Mechanisms of enhancement and improvement
Contrast enhancements with E and TESM
Both E and TESM alter spectrotemporal contrasts, but they produce different patterns of contrast enhancement. E enhances the spectral envelope by expanding the short-duration FFT amplitudes. As the rms levels of the short-duration temporal windows were not preserved, temporal contrast between the windows was expanded as a side effect. On the other hand, TESM enhancement varies from frame to frame only for a dynamically varying signal, and hence depends on the modulation rate in each channel. The gain factor is derived from three consecutive 20 ms segments of the low-pass filtered signal envelope in each channel. The Nyquist rate based on the 20 ms frame width is 25 Hz, and thus envelope modulations rates as high as ∼ 25 Hz were expanded by TESM processing.

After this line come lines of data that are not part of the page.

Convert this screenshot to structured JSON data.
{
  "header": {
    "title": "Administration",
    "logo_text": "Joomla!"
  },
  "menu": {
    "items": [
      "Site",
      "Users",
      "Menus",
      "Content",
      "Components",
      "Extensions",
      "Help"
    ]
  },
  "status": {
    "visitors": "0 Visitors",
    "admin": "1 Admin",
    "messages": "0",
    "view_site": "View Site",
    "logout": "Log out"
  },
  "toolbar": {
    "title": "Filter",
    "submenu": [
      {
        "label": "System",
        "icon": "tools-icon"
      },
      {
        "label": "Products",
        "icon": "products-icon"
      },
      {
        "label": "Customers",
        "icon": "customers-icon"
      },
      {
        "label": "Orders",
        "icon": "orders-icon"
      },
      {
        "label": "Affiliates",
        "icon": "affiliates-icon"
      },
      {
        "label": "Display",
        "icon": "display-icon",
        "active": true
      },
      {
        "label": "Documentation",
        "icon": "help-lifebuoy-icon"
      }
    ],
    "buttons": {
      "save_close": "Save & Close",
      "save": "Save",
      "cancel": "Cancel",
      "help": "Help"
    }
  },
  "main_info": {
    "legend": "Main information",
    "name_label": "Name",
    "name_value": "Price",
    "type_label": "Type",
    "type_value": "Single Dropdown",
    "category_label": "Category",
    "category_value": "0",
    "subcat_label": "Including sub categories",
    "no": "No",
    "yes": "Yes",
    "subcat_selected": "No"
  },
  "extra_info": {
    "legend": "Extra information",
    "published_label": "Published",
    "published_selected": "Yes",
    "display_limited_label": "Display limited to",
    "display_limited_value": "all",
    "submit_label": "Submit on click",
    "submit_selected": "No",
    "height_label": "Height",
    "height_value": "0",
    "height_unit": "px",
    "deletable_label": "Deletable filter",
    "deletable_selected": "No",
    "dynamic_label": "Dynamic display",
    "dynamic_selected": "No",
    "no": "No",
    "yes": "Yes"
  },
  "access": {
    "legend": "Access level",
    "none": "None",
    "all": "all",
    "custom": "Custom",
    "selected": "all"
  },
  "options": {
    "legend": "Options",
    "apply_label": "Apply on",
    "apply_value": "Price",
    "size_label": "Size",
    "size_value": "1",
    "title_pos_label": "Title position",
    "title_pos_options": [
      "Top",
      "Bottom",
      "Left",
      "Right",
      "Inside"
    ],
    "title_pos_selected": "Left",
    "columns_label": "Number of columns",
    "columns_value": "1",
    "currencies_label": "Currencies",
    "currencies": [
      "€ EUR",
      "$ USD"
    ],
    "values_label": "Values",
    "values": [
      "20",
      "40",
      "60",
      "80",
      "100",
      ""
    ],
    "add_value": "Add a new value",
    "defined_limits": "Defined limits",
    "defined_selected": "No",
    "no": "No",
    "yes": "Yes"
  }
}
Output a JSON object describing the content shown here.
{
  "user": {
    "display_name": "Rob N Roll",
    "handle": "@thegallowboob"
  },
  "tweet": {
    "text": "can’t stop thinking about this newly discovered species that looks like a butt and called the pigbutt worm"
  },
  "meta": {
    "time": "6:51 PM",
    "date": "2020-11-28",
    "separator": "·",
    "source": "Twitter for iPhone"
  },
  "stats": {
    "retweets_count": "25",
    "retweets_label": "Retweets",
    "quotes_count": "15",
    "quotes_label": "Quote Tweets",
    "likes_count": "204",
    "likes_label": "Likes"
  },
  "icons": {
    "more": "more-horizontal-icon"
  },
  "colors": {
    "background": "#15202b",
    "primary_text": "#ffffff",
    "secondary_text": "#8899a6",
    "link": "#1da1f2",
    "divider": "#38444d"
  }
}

Effect of E and TESM_E on speech reception in quiet
In quiet, the decrease in transmission of voicing information with E and TESM_E may be due to suppression by expansion of the relatively weak harmonics corresponding to voice pitch. This is evident from /g/ being perceived as /k/ with E and /d/ being perceived as /t/ with TESM_E. The main cue to voicing detection in stop consonants is voice onset time, which is shorter for voiced stops than for unvoiced stops. It is possible that perception of voice onset time, and hence voicing, was more difficult due to suppression of harmonic energy in the consonant-to-vowel transition relative to the proceeding vowel resulting from the expansion process. This arose because rms levels were not normalized with respect to unprocessed levels across time frames with the E processing.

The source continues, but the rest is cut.